Systemic Financial Abuse
This is not just a business thing, as individuals are not exempt. In a lawsuit against one of the leading banking institutions today, the bank sent customer John Doe a notice that his account was overdrawn by $32.83, $4.35, $4.35, $6.05 and $39.46. The bank charged him $35.00 for each transaction for a total of $175.00 in fees. What’s the take away here? The fees charged corresponding to the amount his account was overdrawn, yielded an equivalent interest rate of 3,333 percent. Did you get that?
Said another way, he was charged 3000 percentage points higher than a payday loan! Additionally, today, the majority of banks, credit unions and thrifts use a data base called ChecSystems which allows them to deny those seeking to open bank accounts because of overdrafts on their accounts. Unlike your credit score, you have no access to this information and it remains in the data base against you for five years. How can you begin to make progress economically without a banking account and access to capital?
What Makes The Difference
Financial institutions, the government and private lenders all play a major role in whether or not people of color make economic advancement. But not knowing the rules of engagement and how the deck is stacked in this poker game, could leave you without a royal flush! Therefore, the excuse that “you don’t know much about finance”, “you don’t understand numbers”, “you’re not an accountant”, or “you’re not good with math”, is not really true or acceptable.

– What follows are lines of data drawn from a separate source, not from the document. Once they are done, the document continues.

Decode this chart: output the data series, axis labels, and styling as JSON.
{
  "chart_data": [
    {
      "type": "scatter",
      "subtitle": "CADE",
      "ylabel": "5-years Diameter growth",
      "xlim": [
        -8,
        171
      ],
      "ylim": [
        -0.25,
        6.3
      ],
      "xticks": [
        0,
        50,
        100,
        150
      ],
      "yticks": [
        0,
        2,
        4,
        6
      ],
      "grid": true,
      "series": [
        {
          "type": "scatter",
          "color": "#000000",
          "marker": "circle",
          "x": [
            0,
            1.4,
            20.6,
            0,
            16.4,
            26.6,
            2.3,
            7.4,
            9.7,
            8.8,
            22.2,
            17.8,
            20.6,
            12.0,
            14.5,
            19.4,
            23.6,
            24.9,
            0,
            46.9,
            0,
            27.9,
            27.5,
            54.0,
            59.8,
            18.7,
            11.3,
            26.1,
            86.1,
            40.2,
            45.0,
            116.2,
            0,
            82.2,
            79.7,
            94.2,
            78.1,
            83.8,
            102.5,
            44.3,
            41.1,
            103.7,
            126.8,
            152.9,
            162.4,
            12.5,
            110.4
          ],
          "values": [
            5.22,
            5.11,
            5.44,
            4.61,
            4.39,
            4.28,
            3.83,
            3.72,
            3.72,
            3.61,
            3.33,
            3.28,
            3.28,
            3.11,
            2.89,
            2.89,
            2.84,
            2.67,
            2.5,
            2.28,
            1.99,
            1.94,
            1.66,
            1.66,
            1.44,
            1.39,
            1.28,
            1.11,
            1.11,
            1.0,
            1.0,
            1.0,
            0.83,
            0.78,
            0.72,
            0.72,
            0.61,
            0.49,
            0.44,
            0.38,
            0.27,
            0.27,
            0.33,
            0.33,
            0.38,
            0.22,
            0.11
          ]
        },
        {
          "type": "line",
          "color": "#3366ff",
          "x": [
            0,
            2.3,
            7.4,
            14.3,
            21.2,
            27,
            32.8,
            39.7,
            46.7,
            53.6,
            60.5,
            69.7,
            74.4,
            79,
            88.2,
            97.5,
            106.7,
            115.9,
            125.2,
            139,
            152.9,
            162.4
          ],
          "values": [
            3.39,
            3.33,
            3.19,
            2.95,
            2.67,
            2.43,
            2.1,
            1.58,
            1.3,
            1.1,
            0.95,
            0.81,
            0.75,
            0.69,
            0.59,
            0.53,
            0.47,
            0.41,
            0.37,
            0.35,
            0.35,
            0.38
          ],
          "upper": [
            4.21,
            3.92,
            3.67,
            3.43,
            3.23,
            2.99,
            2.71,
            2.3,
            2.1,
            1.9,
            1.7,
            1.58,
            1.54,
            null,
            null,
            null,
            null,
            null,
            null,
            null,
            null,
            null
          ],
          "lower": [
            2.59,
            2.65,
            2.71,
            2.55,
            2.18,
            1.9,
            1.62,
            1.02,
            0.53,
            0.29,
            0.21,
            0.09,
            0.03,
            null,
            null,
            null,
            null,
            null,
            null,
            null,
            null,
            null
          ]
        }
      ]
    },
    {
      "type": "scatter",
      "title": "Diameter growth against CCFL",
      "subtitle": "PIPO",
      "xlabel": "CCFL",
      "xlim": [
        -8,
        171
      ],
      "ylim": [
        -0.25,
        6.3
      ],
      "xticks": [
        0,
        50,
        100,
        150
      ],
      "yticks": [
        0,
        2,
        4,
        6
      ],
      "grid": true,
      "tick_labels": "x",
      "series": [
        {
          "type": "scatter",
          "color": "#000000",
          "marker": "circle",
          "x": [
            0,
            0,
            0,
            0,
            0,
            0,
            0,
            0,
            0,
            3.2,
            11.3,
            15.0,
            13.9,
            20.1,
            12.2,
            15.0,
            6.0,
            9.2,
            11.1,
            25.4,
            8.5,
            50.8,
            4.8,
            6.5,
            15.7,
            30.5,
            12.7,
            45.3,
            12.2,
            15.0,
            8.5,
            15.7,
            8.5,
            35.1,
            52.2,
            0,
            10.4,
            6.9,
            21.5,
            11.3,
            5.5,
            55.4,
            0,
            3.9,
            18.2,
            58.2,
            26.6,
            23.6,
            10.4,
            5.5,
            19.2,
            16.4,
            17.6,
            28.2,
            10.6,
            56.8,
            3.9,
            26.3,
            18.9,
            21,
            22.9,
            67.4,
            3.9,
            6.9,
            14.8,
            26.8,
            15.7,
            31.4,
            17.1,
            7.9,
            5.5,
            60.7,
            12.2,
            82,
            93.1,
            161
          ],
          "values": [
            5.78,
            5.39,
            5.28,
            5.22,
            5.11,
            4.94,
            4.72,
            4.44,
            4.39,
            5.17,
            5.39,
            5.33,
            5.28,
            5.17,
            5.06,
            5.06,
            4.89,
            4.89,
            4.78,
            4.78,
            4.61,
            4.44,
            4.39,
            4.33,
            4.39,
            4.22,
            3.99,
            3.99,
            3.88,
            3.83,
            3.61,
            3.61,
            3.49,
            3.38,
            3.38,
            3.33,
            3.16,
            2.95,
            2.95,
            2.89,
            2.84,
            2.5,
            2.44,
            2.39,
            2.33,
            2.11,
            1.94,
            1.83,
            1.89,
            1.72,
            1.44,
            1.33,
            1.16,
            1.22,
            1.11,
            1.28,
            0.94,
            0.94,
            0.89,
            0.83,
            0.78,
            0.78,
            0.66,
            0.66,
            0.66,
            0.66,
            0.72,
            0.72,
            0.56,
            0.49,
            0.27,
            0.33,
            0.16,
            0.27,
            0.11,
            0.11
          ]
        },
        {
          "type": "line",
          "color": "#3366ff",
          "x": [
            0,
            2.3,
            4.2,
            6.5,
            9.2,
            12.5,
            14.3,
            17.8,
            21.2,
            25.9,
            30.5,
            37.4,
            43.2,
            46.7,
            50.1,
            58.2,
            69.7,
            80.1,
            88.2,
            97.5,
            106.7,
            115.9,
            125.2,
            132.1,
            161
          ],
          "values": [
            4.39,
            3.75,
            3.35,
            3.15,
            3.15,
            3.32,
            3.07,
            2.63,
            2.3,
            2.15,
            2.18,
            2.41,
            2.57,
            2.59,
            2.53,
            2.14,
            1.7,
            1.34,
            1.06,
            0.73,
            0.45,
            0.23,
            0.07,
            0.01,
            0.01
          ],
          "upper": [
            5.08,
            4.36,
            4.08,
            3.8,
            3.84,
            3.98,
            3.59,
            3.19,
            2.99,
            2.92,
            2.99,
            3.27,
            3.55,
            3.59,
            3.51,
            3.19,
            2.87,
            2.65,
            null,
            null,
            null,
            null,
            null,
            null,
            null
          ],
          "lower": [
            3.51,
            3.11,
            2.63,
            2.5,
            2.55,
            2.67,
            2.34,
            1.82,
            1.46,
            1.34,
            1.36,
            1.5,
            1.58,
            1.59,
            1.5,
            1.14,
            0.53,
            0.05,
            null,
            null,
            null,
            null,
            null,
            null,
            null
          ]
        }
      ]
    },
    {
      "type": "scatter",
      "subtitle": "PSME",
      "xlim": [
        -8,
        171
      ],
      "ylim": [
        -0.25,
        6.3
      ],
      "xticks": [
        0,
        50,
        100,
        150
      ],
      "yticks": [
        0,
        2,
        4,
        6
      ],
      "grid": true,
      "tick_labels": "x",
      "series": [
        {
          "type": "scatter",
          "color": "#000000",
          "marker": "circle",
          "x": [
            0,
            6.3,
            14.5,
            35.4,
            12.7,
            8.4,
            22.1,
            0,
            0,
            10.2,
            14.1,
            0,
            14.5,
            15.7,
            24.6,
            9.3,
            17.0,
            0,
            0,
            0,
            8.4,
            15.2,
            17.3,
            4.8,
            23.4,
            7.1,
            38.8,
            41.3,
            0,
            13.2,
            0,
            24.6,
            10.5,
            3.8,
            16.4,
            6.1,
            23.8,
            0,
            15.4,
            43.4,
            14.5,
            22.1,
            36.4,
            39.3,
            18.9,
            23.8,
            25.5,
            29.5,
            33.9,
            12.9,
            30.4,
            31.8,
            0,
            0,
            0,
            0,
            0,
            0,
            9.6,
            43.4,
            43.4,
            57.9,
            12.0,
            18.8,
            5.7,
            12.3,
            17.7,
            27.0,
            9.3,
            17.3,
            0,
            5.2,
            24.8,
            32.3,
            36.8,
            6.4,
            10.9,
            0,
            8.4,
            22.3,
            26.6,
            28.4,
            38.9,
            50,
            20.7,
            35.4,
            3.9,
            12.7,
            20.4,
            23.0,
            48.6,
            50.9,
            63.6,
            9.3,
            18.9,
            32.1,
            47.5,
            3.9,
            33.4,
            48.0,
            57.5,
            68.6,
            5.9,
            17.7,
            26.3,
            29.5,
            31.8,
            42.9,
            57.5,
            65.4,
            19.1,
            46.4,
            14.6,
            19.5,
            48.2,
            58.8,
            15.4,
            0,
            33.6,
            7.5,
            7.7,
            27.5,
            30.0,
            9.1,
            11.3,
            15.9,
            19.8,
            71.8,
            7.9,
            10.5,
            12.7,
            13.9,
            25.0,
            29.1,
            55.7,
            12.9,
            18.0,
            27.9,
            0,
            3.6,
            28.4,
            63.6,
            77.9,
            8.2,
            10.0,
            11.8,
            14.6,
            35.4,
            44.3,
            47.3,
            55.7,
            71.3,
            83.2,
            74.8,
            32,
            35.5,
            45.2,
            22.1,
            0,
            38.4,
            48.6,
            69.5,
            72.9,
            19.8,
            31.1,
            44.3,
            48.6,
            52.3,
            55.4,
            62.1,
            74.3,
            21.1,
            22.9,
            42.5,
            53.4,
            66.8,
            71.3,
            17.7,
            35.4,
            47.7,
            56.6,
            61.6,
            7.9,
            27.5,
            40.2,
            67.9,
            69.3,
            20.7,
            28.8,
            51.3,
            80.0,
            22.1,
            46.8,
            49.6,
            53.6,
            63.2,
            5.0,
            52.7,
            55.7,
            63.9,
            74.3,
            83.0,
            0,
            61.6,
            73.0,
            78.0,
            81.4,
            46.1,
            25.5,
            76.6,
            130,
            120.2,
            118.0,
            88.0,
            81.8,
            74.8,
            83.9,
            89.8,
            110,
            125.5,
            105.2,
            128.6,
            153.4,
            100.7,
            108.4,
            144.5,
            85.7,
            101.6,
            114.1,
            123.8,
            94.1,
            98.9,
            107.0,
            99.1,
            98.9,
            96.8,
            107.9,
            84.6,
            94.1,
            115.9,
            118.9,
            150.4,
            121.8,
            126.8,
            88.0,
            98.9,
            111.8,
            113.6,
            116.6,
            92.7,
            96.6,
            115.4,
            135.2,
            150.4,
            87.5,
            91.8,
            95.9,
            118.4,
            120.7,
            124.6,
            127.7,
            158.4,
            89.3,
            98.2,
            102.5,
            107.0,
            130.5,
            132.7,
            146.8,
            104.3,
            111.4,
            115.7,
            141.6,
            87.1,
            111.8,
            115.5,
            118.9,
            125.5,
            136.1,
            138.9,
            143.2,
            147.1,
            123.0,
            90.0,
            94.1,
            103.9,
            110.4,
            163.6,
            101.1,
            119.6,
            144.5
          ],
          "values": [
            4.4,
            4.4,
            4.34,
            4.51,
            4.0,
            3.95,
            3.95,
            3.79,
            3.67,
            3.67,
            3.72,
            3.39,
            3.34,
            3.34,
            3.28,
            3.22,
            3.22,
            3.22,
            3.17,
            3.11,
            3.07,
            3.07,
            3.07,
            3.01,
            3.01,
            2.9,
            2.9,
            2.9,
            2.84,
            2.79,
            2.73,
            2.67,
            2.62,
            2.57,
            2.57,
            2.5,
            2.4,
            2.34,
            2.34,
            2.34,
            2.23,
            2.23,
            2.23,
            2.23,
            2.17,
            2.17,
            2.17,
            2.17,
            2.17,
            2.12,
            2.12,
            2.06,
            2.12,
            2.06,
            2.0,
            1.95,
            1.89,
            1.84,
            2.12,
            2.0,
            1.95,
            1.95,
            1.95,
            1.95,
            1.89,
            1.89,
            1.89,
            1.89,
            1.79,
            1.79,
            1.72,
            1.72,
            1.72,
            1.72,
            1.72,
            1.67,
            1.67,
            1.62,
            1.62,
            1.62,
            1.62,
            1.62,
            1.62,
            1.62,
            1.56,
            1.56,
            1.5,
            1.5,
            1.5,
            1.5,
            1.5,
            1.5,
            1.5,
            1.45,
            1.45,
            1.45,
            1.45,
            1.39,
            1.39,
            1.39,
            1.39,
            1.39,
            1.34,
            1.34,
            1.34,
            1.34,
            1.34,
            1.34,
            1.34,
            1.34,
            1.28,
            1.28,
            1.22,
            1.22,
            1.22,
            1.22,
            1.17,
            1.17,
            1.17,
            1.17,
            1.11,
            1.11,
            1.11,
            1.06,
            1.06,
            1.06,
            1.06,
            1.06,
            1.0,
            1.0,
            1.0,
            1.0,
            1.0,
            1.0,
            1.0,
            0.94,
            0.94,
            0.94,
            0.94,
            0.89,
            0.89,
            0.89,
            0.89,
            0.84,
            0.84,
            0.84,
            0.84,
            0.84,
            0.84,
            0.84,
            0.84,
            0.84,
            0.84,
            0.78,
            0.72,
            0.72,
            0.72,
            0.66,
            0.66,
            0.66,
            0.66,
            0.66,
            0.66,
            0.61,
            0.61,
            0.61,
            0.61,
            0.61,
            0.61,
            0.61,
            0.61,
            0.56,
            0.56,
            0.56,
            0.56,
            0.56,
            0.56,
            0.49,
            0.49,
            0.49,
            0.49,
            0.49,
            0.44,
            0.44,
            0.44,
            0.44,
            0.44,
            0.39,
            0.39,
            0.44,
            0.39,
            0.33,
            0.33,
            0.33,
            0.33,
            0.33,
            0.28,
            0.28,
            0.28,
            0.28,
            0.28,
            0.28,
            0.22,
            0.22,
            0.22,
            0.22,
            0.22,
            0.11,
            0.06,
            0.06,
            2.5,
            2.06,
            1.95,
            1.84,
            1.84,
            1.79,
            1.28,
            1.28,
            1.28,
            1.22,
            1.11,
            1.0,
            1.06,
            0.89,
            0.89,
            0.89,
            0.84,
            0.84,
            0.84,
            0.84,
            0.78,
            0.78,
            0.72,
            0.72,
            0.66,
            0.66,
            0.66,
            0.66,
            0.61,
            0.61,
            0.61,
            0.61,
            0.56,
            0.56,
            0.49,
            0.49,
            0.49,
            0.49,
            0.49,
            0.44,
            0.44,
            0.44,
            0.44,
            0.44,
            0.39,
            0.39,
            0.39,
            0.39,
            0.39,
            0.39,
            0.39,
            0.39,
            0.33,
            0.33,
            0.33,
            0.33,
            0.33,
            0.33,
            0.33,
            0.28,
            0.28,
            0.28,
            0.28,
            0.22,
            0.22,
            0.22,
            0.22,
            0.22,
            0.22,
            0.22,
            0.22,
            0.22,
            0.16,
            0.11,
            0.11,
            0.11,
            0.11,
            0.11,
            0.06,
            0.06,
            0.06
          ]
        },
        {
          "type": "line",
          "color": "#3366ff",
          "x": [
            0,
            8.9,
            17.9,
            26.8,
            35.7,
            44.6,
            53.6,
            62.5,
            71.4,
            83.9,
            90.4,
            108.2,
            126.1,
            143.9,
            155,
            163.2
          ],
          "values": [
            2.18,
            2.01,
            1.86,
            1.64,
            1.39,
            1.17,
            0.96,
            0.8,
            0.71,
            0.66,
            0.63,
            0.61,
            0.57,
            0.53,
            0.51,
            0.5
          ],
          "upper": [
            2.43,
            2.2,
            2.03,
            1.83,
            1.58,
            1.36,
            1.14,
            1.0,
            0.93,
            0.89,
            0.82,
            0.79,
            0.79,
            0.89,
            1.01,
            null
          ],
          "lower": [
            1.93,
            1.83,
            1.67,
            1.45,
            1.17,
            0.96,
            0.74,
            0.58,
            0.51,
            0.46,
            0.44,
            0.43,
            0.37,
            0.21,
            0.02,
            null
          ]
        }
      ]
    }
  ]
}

So you’re not good with math, but you know how to shop, you know what a discount is and how to compare prices, you know how to check your receipt or bank statement for fees, plus you have a credit card. Seems to me you know how to add, subtract, multiply and divide! That’s enough to begin changing your finances.
A introductory conversation on family financial literacy can address questions like, what is the annual percentage rate (APR) on your credit card? Or, will the bank allow your debit card transaction if you don’t have enough money in your account at the time of the transaction? If so how much are the fees for each transaction?